# time to harvest BUT buds wont get bigger HELP?



## crazemarijuanna (Sep 8, 2007)

bullshit


----------



## Stinkfoot13 (Sep 8, 2007)

i fed my outdoor plants with a spray bottle, catfish guts,big *** buds
awesome,always mix lite.


----------



## Growdude (Sep 8, 2007)

crazemarijuanna said:
			
		

> for sum reason my plants wont grow bigger buds the plants are big about 5 feet tall the buds just get longer and more seethru scraggly lookin but smell really good and got lots of crystals and 50% of the hairs are red
> i grow out side they get a good amount of sunlite but idk why they wont get much bigger and when i have dryed them they get really dry in about 2 days ...idk wat to do?any info you could give me would relly help


 
What kind of light do you have?


----------



## longtimegrower (Sep 9, 2007)

The sun


----------



## toniC (Sep 9, 2007)

ok... so how long have they been in the flowering stage?

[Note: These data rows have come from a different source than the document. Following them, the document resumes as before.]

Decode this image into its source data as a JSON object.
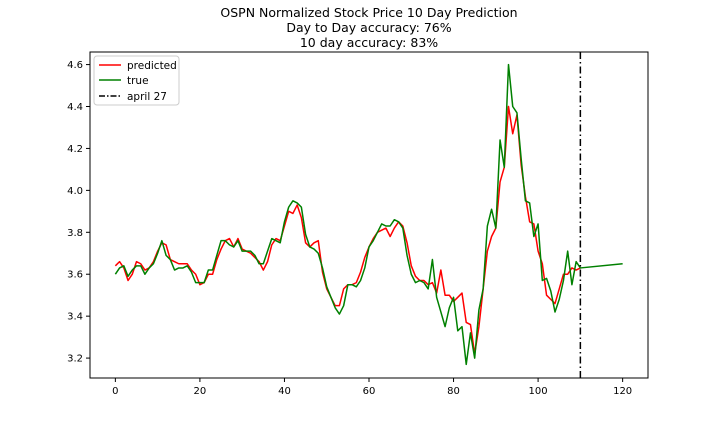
{
  "chart_data": {
    "type": "line",
    "title_lines": [
      "OSPN Normalized Stock Price 10 Day Prediction",
      "Day to Day accuracy: 76%",
      "10 day accuracy: 83%"
    ],
    "xlabel": "",
    "ylabel": "",
    "xlim": [
      -6,
      126
    ],
    "ylim": [
      3.105,
      4.66
    ],
    "xticks": [
      0,
      20,
      40,
      60,
      80,
      100,
      120
    ],
    "yticks": [
      3.2,
      3.4,
      3.6,
      3.8,
      4.0,
      4.2,
      4.4,
      4.6
    ],
    "ytick_labels": [
      "3.2",
      "3.4",
      "3.6",
      "3.8",
      "4.0",
      "4.2",
      "4.4",
      "4.6"
    ],
    "grid": false,
    "legend_position": "top-left",
    "series": [
      {
        "name": "predicted",
        "color": "#ff0000",
        "style": "solid",
        "x": [
          0,
          1,
          2,
          3,
          4,
          5,
          6,
          7,
          8,
          9,
          10,
          11,
          12,
          13,
          14,
          15,
          16,
          17,
          18,
          19,
          20,
          21,
          22,
          23,
          24,
          25,
          26,
          27,
          28,
          29,
          30,
          31,
          32,
          33,
          34,
          35,
          36,
          37,
          38,
          39,
          40,
          41,
          42,
          43,
          44,
          45,
          46,
          47,
          48,
          49,
          50,
          51,
          52,
          53,
          54,
          55,
          56,
          57,
          58,
          59,
          60,
          61,
          62,
          63,
          64,
          65,
          66,
          67,
          68,
          69,
          70,
          71,
          72,
          73,
          74,
          75,
          76,
          77,
          78,
          79,
          80,
          81,
          82,
          83,
          84,
          85,
          86,
          87,
          88,
          89,
          90,
          91,
          92,
          93,
          94,
          95,
          96,
          97,
          98,
          99,
          100,
          101,
          102,
          103,
          104,
          105,
          106,
          107,
          108,
          109,
          110
        ],
        "y": [
          3.64,
          3.66,
          3.63,
          3.57,
          3.6,
          3.66,
          3.65,
          3.62,
          3.63,
          3.66,
          3.71,
          3.75,
          3.74,
          3.67,
          3.66,
          3.65,
          3.65,
          3.65,
          3.62,
          3.6,
          3.55,
          3.56,
          3.6,
          3.6,
          3.67,
          3.72,
          3.76,
          3.77,
          3.73,
          3.77,
          3.72,
          3.71,
          3.7,
          3.68,
          3.66,
          3.62,
          3.66,
          3.74,
          3.77,
          3.76,
          3.83,
          3.9,
          3.89,
          3.93,
          3.87,
          3.75,
          3.73,
          3.75,
          3.76,
          3.61,
          3.53,
          3.49,
          3.45,
          3.45,
          3.53,
          3.55,
          3.55,
          3.56,
          3.61,
          3.68,
          3.73,
          3.77,
          3.8,
          3.81,
          3.82,
          3.78,
          3.82,
          3.85,
          3.83,
          3.75,
          3.64,
          3.59,
          3.57,
          3.57,
          3.55,
          3.56,
          3.51,
          3.62,
          3.5,
          3.5,
          3.47,
          3.49,
          3.51,
          3.37,
          3.36,
          3.22,
          3.35,
          3.53,
          3.71,
          3.78,
          3.82,
          4.04,
          4.11,
          4.4,
          4.27,
          4.36,
          4.12,
          3.97,
          3.85,
          3.84,
          3.71,
          3.65,
          3.5,
          3.48,
          3.46,
          3.53,
          3.6,
          3.6,
          3.63,
          3.62,
          3.63
        ]
      },
      {
        "name": "true",
        "color": "#008000",
        "style": "solid",
        "x": [
          0,
          1,
          2,
          3,
          4,
          5,
          6,
          7,
          8,
          9,
          10,
          11,
          12,
          13,
          14,
          15,
          16,
          17,
          18,
          19,
          20,
          21,
          22,
          23,
          24,
          25,
          26,
          27,
          28,
          29,
          30,
          31,
          32,
          33,
          34,
          35,
          36,
          37,
          38,
          39,
          40,
          41,
          42,
          43,
          44,
          45,
          46,
          47,
          48,
          49,
          50,
          51,
          52,
          53,
          54,
          55,
          56,
          57,
          58,
          59,
          60,
          61,
          62,
          63,
          64,
          65,
          66,
          67,
          68,
          69,
          70,
          71,
          72,
          73,
          74,
          75,
          76,
          77,
          78,
          79,
          80,
          81,
          82,
          83,
          84,
          85,
          86,
          87,
          88,
          89,
          90,
          91,
          92,
          93,
          94,
          95,
          96,
          97,
          98,
          99,
          100,
          101,
          102,
          103,
          104,
          105,
          106,
          107,
          108,
          109,
          110,
          120
        ],
        "y": [
          3.6,
          3.63,
          3.64,
          3.59,
          3.62,
          3.64,
          3.64,
          3.6,
          3.63,
          3.65,
          3.7,
          3.76,
          3.69,
          3.67,
          3.62,
          3.63,
          3.63,
          3.64,
          3.61,
          3.56,
          3.56,
          3.56,
          3.62,
          3.62,
          3.69,
          3.76,
          3.76,
          3.74,
          3.73,
          3.76,
          3.71,
          3.71,
          3.71,
          3.69,
          3.65,
          3.65,
          3.71,
          3.77,
          3.76,
          3.75,
          3.85,
          3.92,
          3.95,
          3.94,
          3.92,
          3.79,
          3.73,
          3.72,
          3.7,
          3.63,
          3.54,
          3.49,
          3.44,
          3.41,
          3.45,
          3.55,
          3.55,
          3.54,
          3.57,
          3.63,
          3.73,
          3.76,
          3.8,
          3.84,
          3.83,
          3.83,
          3.86,
          3.85,
          3.82,
          3.69,
          3.6,
          3.56,
          3.57,
          3.56,
          3.53,
          3.67,
          3.49,
          3.42,
          3.35,
          3.44,
          3.49,
          3.33,
          3.35,
          3.17,
          3.32,
          3.2,
          3.43,
          3.53,
          3.83,
          3.91,
          3.82,
          4.24,
          4.11,
          4.6,
          4.4,
          4.37,
          4.15,
          3.95,
          3.94,
          3.78,
          3.84,
          3.57,
          3.58,
          3.52,
          3.42,
          3.48,
          3.57,
          3.71,
          3.55,
          3.66,
          3.63,
          3.65
        ]
      }
    ],
    "vline": {
      "name": "april 27",
      "x": 110,
      "color": "#000000",
      "style": "dashdot"
    }
  }
}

They might be ready for harvesting?


----------



## jash (Sep 9, 2007)

post some pics


----------



## toniC (Sep 9, 2007)

hahaha, for real I want to see some bud action.


----------



## crazemarijuanna (Sep 9, 2007)

ill put some pics on today but ya i grow outside


----------



## gardenandcats (Sep 9, 2007)

Are you suing a good budding fertilizer weekly?Try adding one tablespoon of mollasses per gallon of water 1x a week


----------